"Agnelli era già grande. Fui il suo primo tecnico ma non mi scelse lui"

Andrea Agnelli festeggia 10 anni alla guida della Juve. L'allenatore Luigi Delneri: "I tifosi volevano un CR7 anche in panchina"

"Agnelli era già grande. Fui il suo primo tecnico ma non mi scelse lui"

Dieci anni fa oggi, il 19 maggio 2010, Andrea Agnelli diventava presidente della Juventus: Luigi Delneri, reduce dal quarto posto in campionato e dalla qualificazione in Champions con la Sampdoria, fu il suo primo allenatore.

Delneri, il suo matrimonio con la Signora durò una sola stagione: un settimo posto e addio.

«Ci comportammo bene fino a Natale, poi infortuni e assenze ci penalizzarono. Con un pizzico di fortuna e di salute in più, avremmo potuto lottare per il quarto-sesto posto».

Lei fu portato a Torino da Marotta, anche lui ex Samp: ebbe mai la sensazione di non essere stato scelto da Agnelli?

«Senza polemica, è la verità: fui effettivamente scelto da Marotta e Paratici. Avevamo lavorato benissimo a Genova e la Juve dell'epoca poteva permettersi il sottoscritto, comunque appena qualificatosi per la Champions. Per il palato dei tifosi e per le loro abitudini, ci sarebbe stato forse bisogno di un Ronaldo anche in panchina. Va anche detto che a Torino non hanno voluto bene nemmeno ad Ancelotti, quindi sono in buona compagnia. Non ero in ogni caso l'ultimo degli ultimi: in carriera ho fatto bene quasi dappertutto».

Come andò quindi a Torino?

«Arrivammo quarti alla pausa natalizia, a cinque punti dal Milan che avrebbe vinto il campionato e che noi avevamo già battuto a San Siro. Poi, il grave infortunio di Quagliarella complicò tutto: perdemmo punti soprattutto contro le piccole e non ci qualificammo nemmeno per l'Europa League».

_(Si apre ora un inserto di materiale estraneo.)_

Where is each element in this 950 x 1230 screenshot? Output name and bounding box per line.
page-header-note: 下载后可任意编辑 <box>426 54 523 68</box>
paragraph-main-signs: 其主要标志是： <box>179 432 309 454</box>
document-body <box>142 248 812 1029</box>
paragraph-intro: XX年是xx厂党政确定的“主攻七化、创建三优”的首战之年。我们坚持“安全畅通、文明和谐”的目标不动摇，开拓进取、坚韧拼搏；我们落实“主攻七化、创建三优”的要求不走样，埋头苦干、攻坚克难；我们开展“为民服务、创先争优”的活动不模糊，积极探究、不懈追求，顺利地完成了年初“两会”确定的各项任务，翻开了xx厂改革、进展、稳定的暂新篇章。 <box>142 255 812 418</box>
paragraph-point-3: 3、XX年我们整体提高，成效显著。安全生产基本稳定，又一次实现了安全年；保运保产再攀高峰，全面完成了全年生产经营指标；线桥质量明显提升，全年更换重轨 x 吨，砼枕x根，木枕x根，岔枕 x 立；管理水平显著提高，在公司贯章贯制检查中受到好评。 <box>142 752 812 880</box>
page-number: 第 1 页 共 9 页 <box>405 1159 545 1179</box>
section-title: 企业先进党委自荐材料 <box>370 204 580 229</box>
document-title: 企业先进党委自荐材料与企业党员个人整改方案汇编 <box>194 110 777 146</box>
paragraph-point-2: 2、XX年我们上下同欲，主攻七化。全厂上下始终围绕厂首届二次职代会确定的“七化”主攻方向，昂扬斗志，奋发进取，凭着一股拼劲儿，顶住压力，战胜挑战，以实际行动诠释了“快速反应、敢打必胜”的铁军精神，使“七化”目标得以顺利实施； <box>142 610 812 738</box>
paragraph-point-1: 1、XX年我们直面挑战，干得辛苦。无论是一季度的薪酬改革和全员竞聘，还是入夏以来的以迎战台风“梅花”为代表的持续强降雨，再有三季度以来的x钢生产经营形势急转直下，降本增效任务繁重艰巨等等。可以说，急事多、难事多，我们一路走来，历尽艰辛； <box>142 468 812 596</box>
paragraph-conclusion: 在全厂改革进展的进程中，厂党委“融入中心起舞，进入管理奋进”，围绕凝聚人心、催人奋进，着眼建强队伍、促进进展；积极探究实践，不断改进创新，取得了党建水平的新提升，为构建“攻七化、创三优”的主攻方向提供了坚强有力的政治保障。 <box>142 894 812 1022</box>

Cosa le aveva chiesto la società?

«Di gettare le basi per il futuro visto che, considerata l'età dei vari Trezeguet, Camoranesi e Del Piero, eravamo in pieno ricambio generazionale. La squadra stava cambiando pelle: tanto per dire, Bonucci era arrivato in estate, Barzagli in autunno».

Dopo di lei, Conte.

«Grande scelta. La storia ha dato ragione ad Agnelli: la Juve è tornata subito a essere la regina del campionato e non si è più fermata. Le manca ancora la solita chicca della Champions, ma la raggiungerà presto: non le manca nulla».

Un giudizio su Andrea Agnelli?

«Appassionato, competente. Capace di imparare, anche: ha dato continuità, costruendo una corazzata passo dopo passo. Quando c'ero io, non si potevano mica prendere certi calibri».

Ai suoi tempi la maglia numero 7 la indossava Salihamidzic: adesso la stessa è sulle spalle di Ronaldo.

«Un segno dei tempi, appunto».

Rimpianti per non avere potuto proseguire il lavoro?

«Nessuno. È andata così e basta. Sarei rimasto volentieri, ma essere stato alla Juve resta un vanto: quando alleni, quella panchina la sogni a occhi aperti».

Cosa mancava alla sua Juve per essere alla pari con le altre big?

«Qualità in mezzo al campo: Pirlo e Vidal io non li ho mai avuti. E una rosa più profonda».

In compenso, c'era Felipe Melo: cosa pensa della sua polemica con Chiellini?

«Scaramucce da vivere come tali. Melo era un solista dal carattere particolare, rude e istintivo: Chiellini lo juventino per antonomasia. Una certa incompatibilità di carattere era più che normale».

Lei mise in discussione Buffon.

«Non scherziamo. La verità è che Gigi era reduce da un infortunio serio e Storari stava giocando benissimo: non ho mai regalato niente a nessuno, tutto qui. E mi fa molto piacere che Buffon sia ancora al top: se uno non ne conoscesse l'età e non sapesse di chi si tratta, prenderebbe nota di come ha parato quest'anno e investirebbe su di lui. Resta un esempio per i ragazzi di oggi: è la passione che muove tutto, non i soldi».

Delneri ha appeso la tuta al chiodo?

«No. Seguo tutto e spero di poter fare ancora qualcosa di buono: equilibrio e fiducia non mancano».